Um time pode se tornar saudade, como a Seleção de 82. Não ganhou a Copa, mas que time! A elegância de Falcão, a genialidade do Sócrates. Sei, você não tem a menor ideia de quem estou falando, mas sinto falta desses atletas em ação. Será que aquele time deixou saudade porque faltou algo? A consagração não obtida, o que seria se tivesse sido, o quase lá?  Saudade é feita com fios de injustiça: a seleção de 82 era perfeita, claro. Mas a Itália, aquela tosca, acabou com a gente. Mas se éramos tão especiais, porque levamos 3 gols? E do mesmo cara, do mesmíssimo Paulo Rossi? A saudade pode desfocar as coisas, tornando o que aconteceu mais próximo do que não aconteceu. 

Bom mesmo era no tempo da ditadura militar. Bastou o Bolsonaro (um ex militar, montado num governo militarizado) perder e pronto, surgiram os democratas implorando um golpe de estado. Não sabem o que pedem, não têm a menor ideia com o que sonham. É o que acontece quando assassinos são anistiados: se abrem as espantosas portas do inferno das repetições. Essa gente esquece as centenas de pessoas mortas pelo desprezo com a vida, os desaparecidos, exilados e agredidos pelos milicos. 20 anos disso em nome do que? Da pátria, da família e da liberdade. Não pensam na Angel, cujo filho teve a boca ligada a uma mangueira que estava conectada ao escapamento de um Jipp. Coisas assim aconteciam o tempo todo e com qualquer um, inclusive os tais “cidadão de bem”. Essa turba não leu “Brasil nunca mais”, livro recheado de documentos e sangue produzido pelos militares. Ninguém foi preso. Ninguém foi acusado. Ninguém foi responsabilizado. Isso pariu uma saudade melancólica, a saudade encharcada de dor, uma saudade editada, o tempo perfeito que na verdade nunca existiu. Havia censura. E havia jiboias deixadas em salas escuras para torturar mulheres nuas. E gente anestesiada sendo atirada de aviões para que morressem por afogamento. Jovens foram desfigurados na porrada. Ninguém me contou isso, mas eu sei. Por ler, por pesquisar, por viver. Tudo isso foi anistiado, não poderia ficar assim, mas ficou. Apesar disso, centenas de pessoas estão na frente dos quarteis pedindo um golpe miliar, com saudade de um tempo horroroso e violento. Saudade pode ser feita do esquecimento pela dor alheia.  

Há saudades específicas. Eu tenho, pelo menos. É da galinha da mãe. O preparo (cebola, tomate, sal, alho, tudo picado até se chegar a um tamanho subatômico), o aroma saindo da panela grande, o vai pra lá vem pra cá dela, um verdadeiro balé na cozinha, a fumaça subindo, eu ganhando nacos de pão depois de mergulhados no molho, a fumaça subindo mais, o aroma invadindo a casa toda, o arroz ficando pronto no último momento.
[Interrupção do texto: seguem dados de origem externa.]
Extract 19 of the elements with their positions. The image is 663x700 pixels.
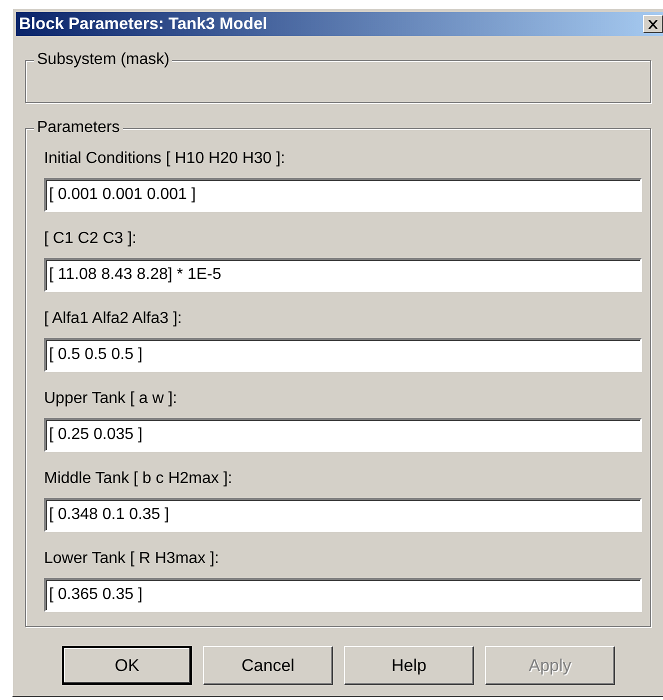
input-field[interactable]: [ 0.25 0.035 ]: [44, 418, 642, 452]
field-label: Upper Tank [ a w ]:: [44, 389, 178, 409]
dialog-button[interactable]: Help: [344, 646, 474, 685]
field-label: Middle Tank [ b c H2max ]:: [44, 469, 234, 489]
field-label: [ Alfa1 Alfa2 Alfa3 ]:: [44, 309, 183, 329]
close-button[interactable]: [643, 15, 663, 33]
input-field[interactable]: [ 0.365 0.35 ]: [44, 578, 642, 612]
input-field[interactable]: [ 0.5 0.5 0.5 ]: [44, 338, 642, 372]
input-field[interactable]: [ 0.001 0.001 0.001 ]: [44, 178, 642, 212]
dialog-button[interactable]: OK: [62, 646, 192, 685]
input-field[interactable]: [ 11.08 8.43 8.28] * 1E-5: [44, 258, 642, 292]
group-title: Subsystem (mask): [34, 50, 172, 70]
field-label: Initial Conditions [ H10 H20 H30 ]:: [44, 149, 286, 169]
window-title: Block Parameters: Tank3 Model: [19, 14, 268, 34]
field-label: [ C1 C2 C3 ]:: [44, 229, 138, 249]
field-label: Lower Tank [ R H3max ]:: [44, 549, 220, 569]
close-icon: [648, 20, 658, 28]
dialog-button[interactable]: Cancel: [203, 646, 333, 685]
input-field[interactable]: [ 0.348 0.1 0.35 ]: [44, 498, 642, 532]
Aquele cheiro, o frango sendo colocado (pré temperado) vagarosamente na panela. Mexer a panela. Sair da frente da mãe em correria por toda a cozinha em busca de tempero, sal, o que seja. Mais pão com molho. Mais água na boca. Mais fome. Mais balé. Gente chegando para novos nacos de pão. Era assim mesmo? A fumaça, o naco de pão, o tictictic da faca cortando cebola, tomate, pimenta e alho? Talvez a saudade não seja disso, da galinha. E seja dela, a mãe ocupada e produzindo um aroma de afeto que alimenta. A saudade da perda, uma saudade enternecida consigo mesma. Ou talvez seja saudade de um naco de pão num molho de galinha.

Há milhares de saudades, essas faltas que temos pelos pedaços de vida que já se foram e que -insisto- possivelmente não aconteceram daquela maneira. Que não eram daquele jeito. Que não tinham aquele gosto. Que não falaram daquele jeito. Que não proporcionaram aquele prazer. Que não causaram exatamente aquilo que imaginamos. Será que é isso? Não sentimos saudade, mas imaginamos a saudade, a criamos. Editamos. Reescrevemos. Reorganizamos o cenário. Limpamos os cantos. Melhoramos a iluminação. Aperfeiçoamos as falas. Esquecemos o real de agora para vivermos no irreal do passado. É um jeito de ver. E de sentir. 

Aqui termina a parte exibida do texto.